When you look up “how to tell my boss I’m pregnant,” almost very nearly every single article will say “wait until 12 weeks.” That’s fine advice. But there are some situations, where waiting doesn’t feel like the best option. I can speak from a bit of personal experience here. I was soooooooooooo sick that it didn’t seem best for me to not give a reason, or to only give a vague reason, why. Give this article a read if you think you may need to say something at work before the first trimester is over. While this article speaks specifically to pregnancy after loss, it may also be helpful to anyone experiencing difficulties during the first trimester that could make it difficult or undesirable to conceal the pregnancy from employers. Bravo to these writers for taking on a tough topic. | Article, “How to Tell Your Boss You’re Pregnant after Loss.”
Watch or Listen
Do
One small ask: The next time someone offers to (no-strings-attached) help you with something, say yes!

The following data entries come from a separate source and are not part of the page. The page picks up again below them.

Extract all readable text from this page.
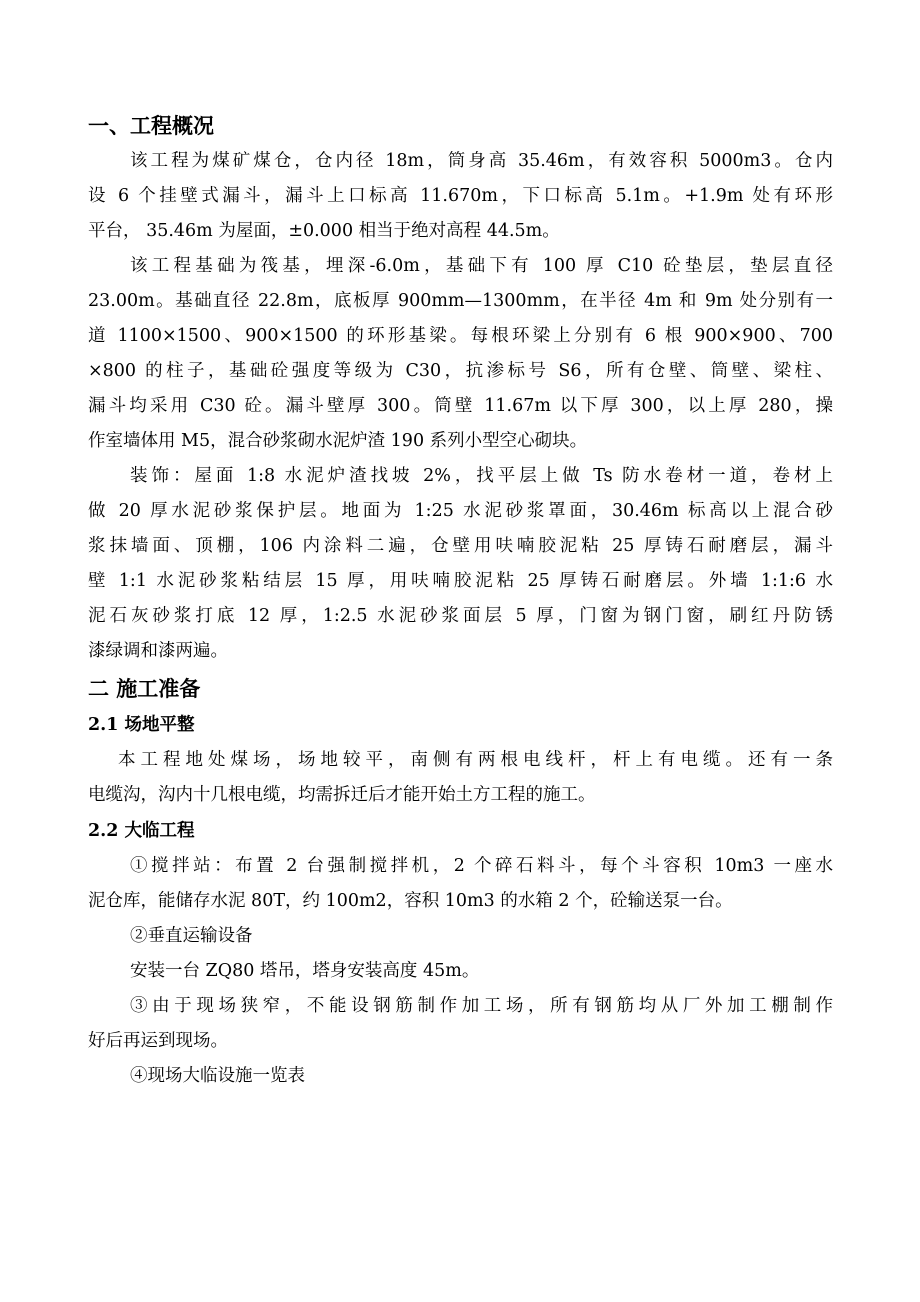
一、工程概况
该工程为煤矿煤仓，仓内径 18m，筒身高 35.46m，有效容积 5000m3。仓内
设 6 个挂壁式漏斗，漏斗上口标高 11.670m，下口标高 5.1m。+1.9m 处有环形
平台， 35.46m 为屋面，±0.000 相当于绝对高程 44.5m。
该工程基础为筏基，埋深-6.0m，基础下有 100 厚 C10 砼垫层，垫层直径
23.00m。基础直径 22.8m，底板厚 900mm—1300mm，在半径 4m 和 9m 处分别有一
道 1100×1500、900×1500 的环形基梁。每根环梁上分别有 6 根 900×900、700
×800 的柱子，基础砼强度等级为 C30，抗渗标号 S6，所有仓壁、筒壁、梁柱、
漏斗均采用 C30 砼。漏斗壁厚 300。筒壁 11.67m 以下厚 300，以上厚 280，操
作室墙体用 M5，混合砂浆砌水泥炉渣 190 系列小型空心砌块。
装饰：屋面 1:8 水泥炉渣找坡 2%，找平层上做 Ts 防水卷材一道，卷材上
做 20 厚水泥砂浆保护层。地面为 1:25 水泥砂浆罩面，30.46m 标高以上混合砂
浆抹墙面、顶棚，106 内涂料二遍，仓壁用呋喃胶泥粘 25 厚铸石耐磨层，漏斗
壁 1:1 水泥砂浆粘结层 15 厚，用呋喃胶泥粘 25 厚铸石耐磨层。外墙 1:1:6 水
泥石灰砂浆打底 12 厚，1:2.5 水泥砂浆面层 5 厚，门窗为钢门窗，刷红丹防锈
漆绿调和漆两遍。
二 施工准备
2.1 场地平整
本工程地处煤场，场地较平，南侧有两根电线杆，杆上有电缆。还有一条
电缆沟，沟内十几根电缆，均需拆迁后才能开始土方工程的施工。
2.2 大临工程
①搅拌站：布置 2 台强制搅拌机，2 个碎石料斗，每个斗容积 10m3 一座水
泥仓库，能储存水泥 80T，约 100m2，容积 10m3 的水箱 2 个，砼输送泵一台。
②垂直运输设备
安装一台 ZQ80 塔吊，塔身安装高度 45m。
③由于现场狭窄，不能设钢筋制作加工场，所有钢筋均从厂外加工棚制作
好后再运到现场。
④现场大临设施一览表
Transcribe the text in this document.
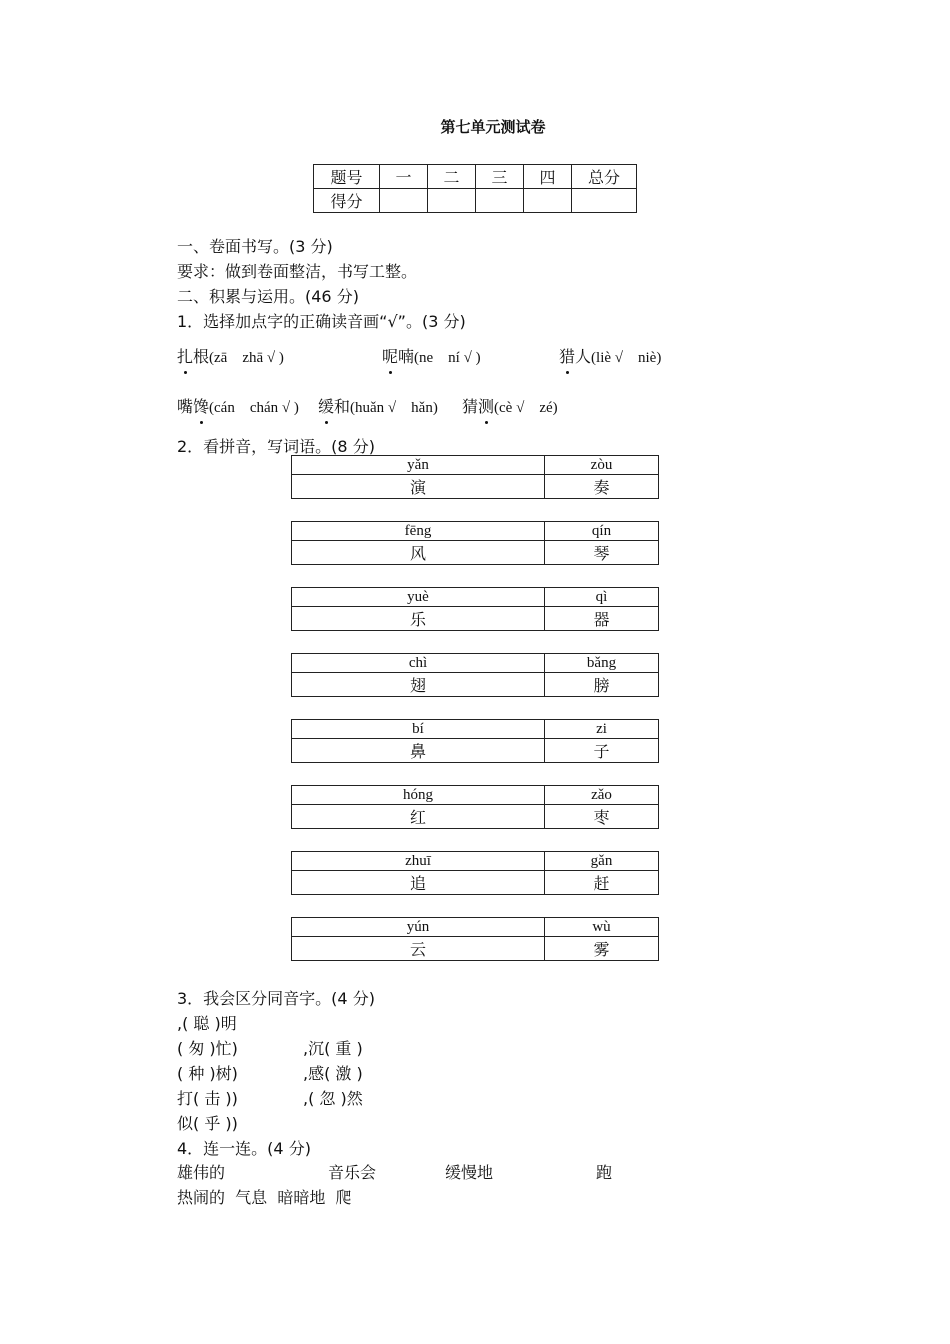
第七单元测试卷
题号	一	二	三	四	总分
得分					
一、卷面书写。(3 分)
要求：做到卷面整洁，书写工整。
二、积累与运用。(46 分)
1．选择加点字的正确读音画“√”。(3 分)
扎根(zā　zhā √ )	呢喃(ne　ní √ )	猎人(liè √　niè)
嘴馋(cán　chán √ ) 缓和(huǎn √　hǎn) 猜测(cè √　zé)
2．看拼音，写词语。(8 分)
yǎn	zòu
演	奏
fēng	qín
风	琴
yuè	qì
乐	器
chì	bǎng
翅	膀
bí	zi
鼻	子
hóng	zǎo
红	枣
zhuī	gǎn
追	赶
yún	wù
云	雾
3．我会区分同音字。(4 分)
,( 聪 )明
( 匆 )忙)	,沉( 重 )
( 种 )树)	,感( 激 )
打( 击 ))	,( 忽 )然
似( 乎 ))
4．连一连。(4 分)
雄伟的	音乐会	缓慢地	跑
热闹的  气息  暗暗地  爬
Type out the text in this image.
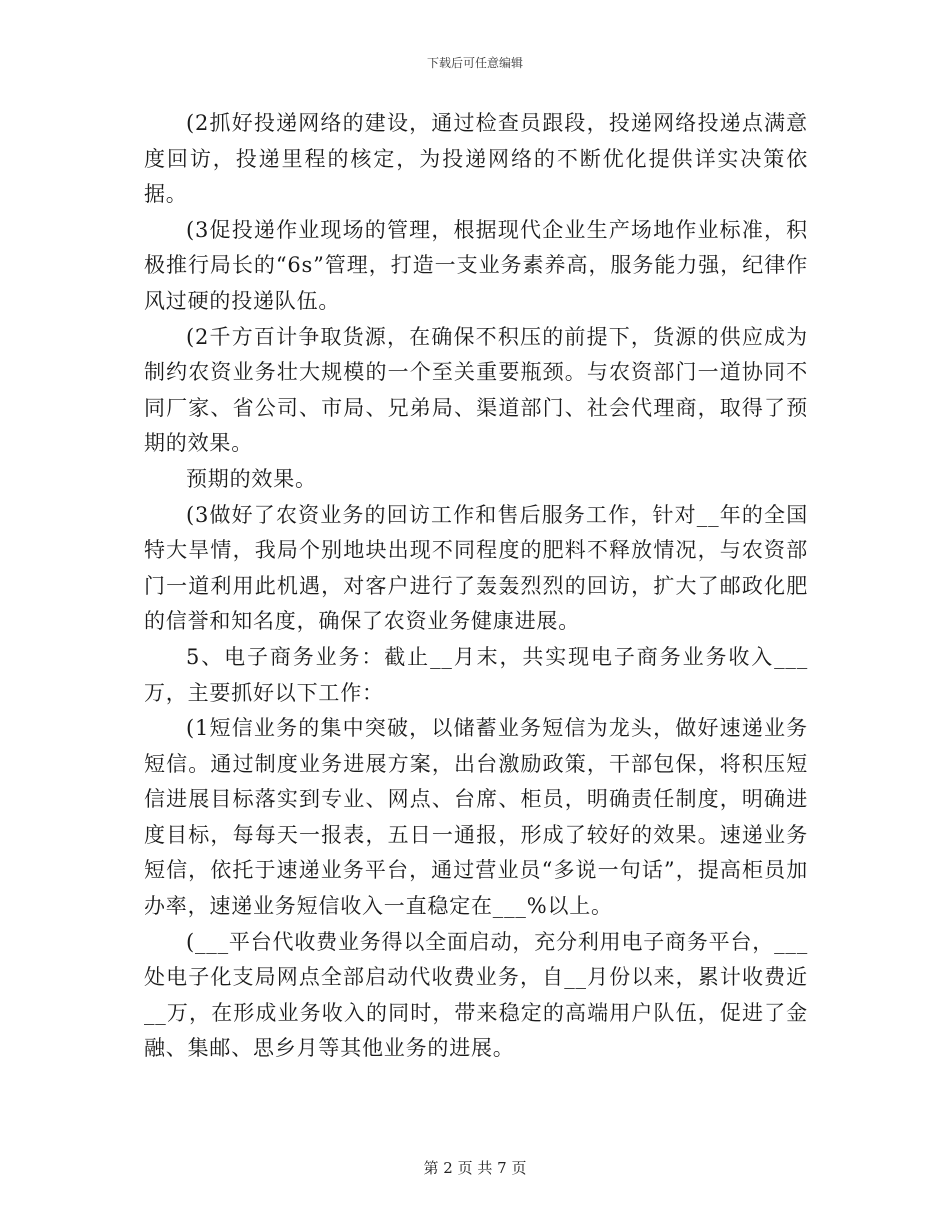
下载后可任意编辑

(2抓好投递网络的建设，通过检查员跟段，投递网络投递点满意度回访，投递里程的核定，为投递网络的不断优化提供详实决策依据。

(3促投递作业现场的管理，根据现代企业生产场地作业标准，积极推行局长的“6s”管理，打造一支业务素养高，服务能力强，纪律作风过硬的投递队伍。

(2千方百计争取货源，在确保不积压的前提下，货源的供应成为制约农资业务壮大规模的一个至关重要瓶颈。与农资部门一道协同不同厂家、省公司、市局、兄弟局、渠道部门、社会代理商，取得了预期的效果。

预期的效果。

(3做好了农资业务的回访工作和售后服务工作，针对__年的全国特大旱情，我局个别地块出现不同程度的肥料不释放情况，与农资部门一道利用此机遇，对客户进行了轰轰烈烈的回访，扩大了邮政化肥的信誉和知名度，确保了农资业务健康进展。

5、电子商务业务：截止__月末，共实现电子商务业务收入___万，主要抓好以下工作：

(1短信业务的集中突破，以储蓄业务短信为龙头，做好速递业务短信。通过制度业务进展方案，出台激励政策，干部包保，将积压短信进展目标落实到专业、网点、台席、柜员，明确责任制度，明确进度目标，每每天一报表，五日一通报，形成了较好的效果。速递业务短信，依托于速递业务平台，通过营业员“多说一句话”，提高柜员加办率，速递业务短信收入一直稳定在___%以上。

(___平台代收费业务得以全面启动，充分利用电子商务平台，___处电子化支局网点全部启动代收费业务，自__月份以来，累计收费近__万，在形成业务收入的同时，带来稳定的高端用户队伍，促进了金融、集邮、思乡月等其他业务的进展。

第 2 页 共 7 页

One big ask: Identify what recurring chore you’d most love taken off your plate for a while (e.g. laundry) … identify who could take that over for you. Talk with them about it and make a plan together.
Buy for Yourself or Request As A Gift
Take out for dinner … or lunch … or even breakfast!
A laundry service
A visit from a cleaning service
The ability to celebrate (even small) victories.
Congrats! You’re expecting! It can be hard to celebrate because so much is unknown and it feels like so much can go wrong. You don’t want to jinx it or get ahead of yourself! But if there’s one thing you’ll need when the baby is actually here it’s the ability to celebrate the small stuff.
Short Reads
Psychology Today Article, "Celebration Time"
Psychology Today Article, "The Amazing Power of Small Wins"
Forbes Article, "Recently Succeed At Something? Celebrating is Good for Your Brain"
Do
Have a celebratory dinner with your partner, a friend, or a loved one.
Take a “month one” baby bump picture and start a shared album.
Buy for Yourself or Request As A Gift
Buy yourself (or your partner) a small treat to celebrate - think flowers or really nice chocolates. Try for something inexpensive and ephemeral (like flowers, or really nice chocolates).